Positive messages covered the Diag on Friday, as the University of Michigan’s Expect Respect initiative launched its new campaign. The new campaign, which focuses on defining respect, was accompanied by booths that allowed students to better understand what respect means on campus. Approximately 600 students participated in the event, which is the first of two “Diag Days” being held by the initiative.
Nicole Banks, the assistant dean of students, organized the event to help introduce students to the Expect Respect campaign and the values that it looks to instill in the student body.
“They hear the catchphrase, but they may not have had a deeper understanding of it,” Banks said, explaining the purpose of the event.
To give students a better understanding, each booth focused on specific aspects of the campaigns led by Expect Respect.
One of the booths encouraged students to take a pledge to support the spirit of Expect Respect by signing a banner that will hang in the Diag.
Another booth focused on the First Amendment’s relation to free speech and hate speech on campus. The booth featured Doug Lewis, the director of student legal services on campus. While there, Lewis said, he engaged with students about how the First Amendment should be used to create meaningful discussion and not to inflame hatred against others. Lewis spoke of Expect Respect’s new poster campaign encouraging students to invite, not incite, hostilities when disagreeing with others.
“We had some rousing conversations about what that means in the light of what’s been going on here on campus lately,” he said.
The final booth covered Expect Respect’s newest campaign on defining respect. Students at the booth took photographs while holding dry-erase boards with messages about what respect means to them.
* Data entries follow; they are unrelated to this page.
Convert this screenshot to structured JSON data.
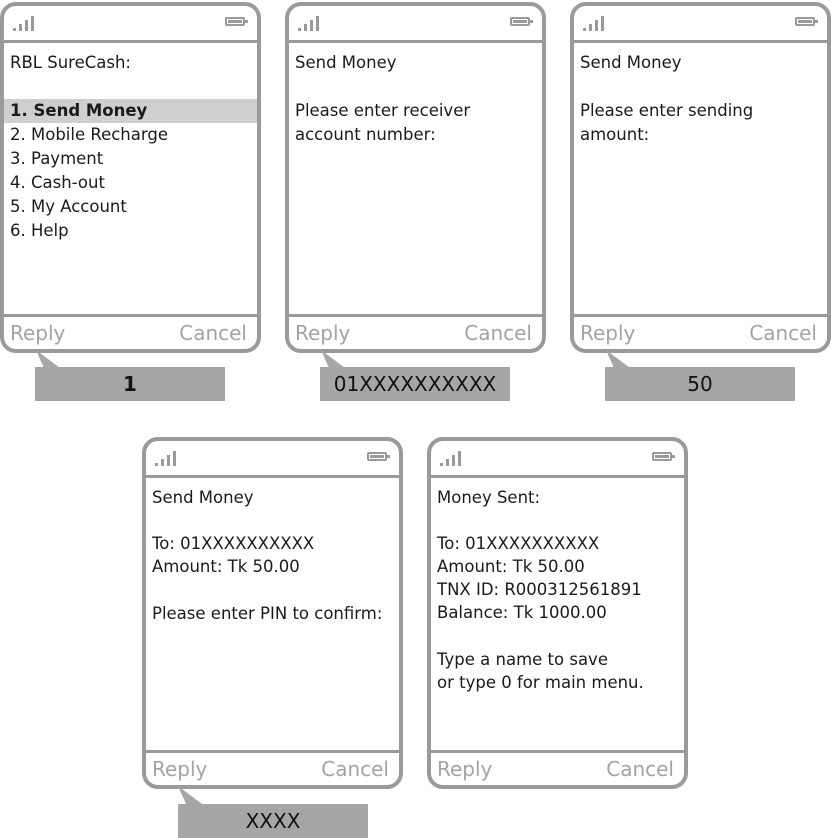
{
  "softkeys": {
    "reply": "Reply",
    "cancel": "Cancel"
  },
  "screens": [
    {
      "lines": [
        "RBL SureCash:",
        "1. Send Money",
        "2. Mobile Recharge",
        "3. Payment",
        "4. Cash-out",
        "5. My Account",
        "6. Help"
      ],
      "input": "1"
    },
    {
      "lines": [
        "Send Money",
        "Please enter receiver",
        "account number:"
      ],
      "input": "01XXXXXXXXXX"
    },
    {
      "lines": [
        "Send Money",
        "Please enter sending",
        "amount:"
      ],
      "input": "50"
    },
    {
      "lines": [
        "Send Money",
        "To: 01XXXXXXXXXX",
        "Amount: Tk 50.00",
        "Please enter PIN to confirm:"
      ],
      "input": "XXXX"
    },
    {
      "lines": [
        "Money Sent:",
        "To: 01XXXXXXXXXX",
        "Amount: Tk 50.00",
        "TNX ID: R000312561891",
        "Balance: Tk 1000.00",
        "Type a name to save",
        "or type 0 for main menu."
      ]
    }
  ]
}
LSA senior Gabe Colman, who helped photograph and organize the event, handed out Expect Respect bracelets and stickers. Colman said the event and the encouragement of respect were important due to recent racist incidents on campus.
“Especially given the campus climate recently, we’re just trying to, you know, put all the love out there, as you can see with all the positive chalking around. We’re trying to, you know, drown out all the negativity and we’re trying to combat it with positivity and with respect.”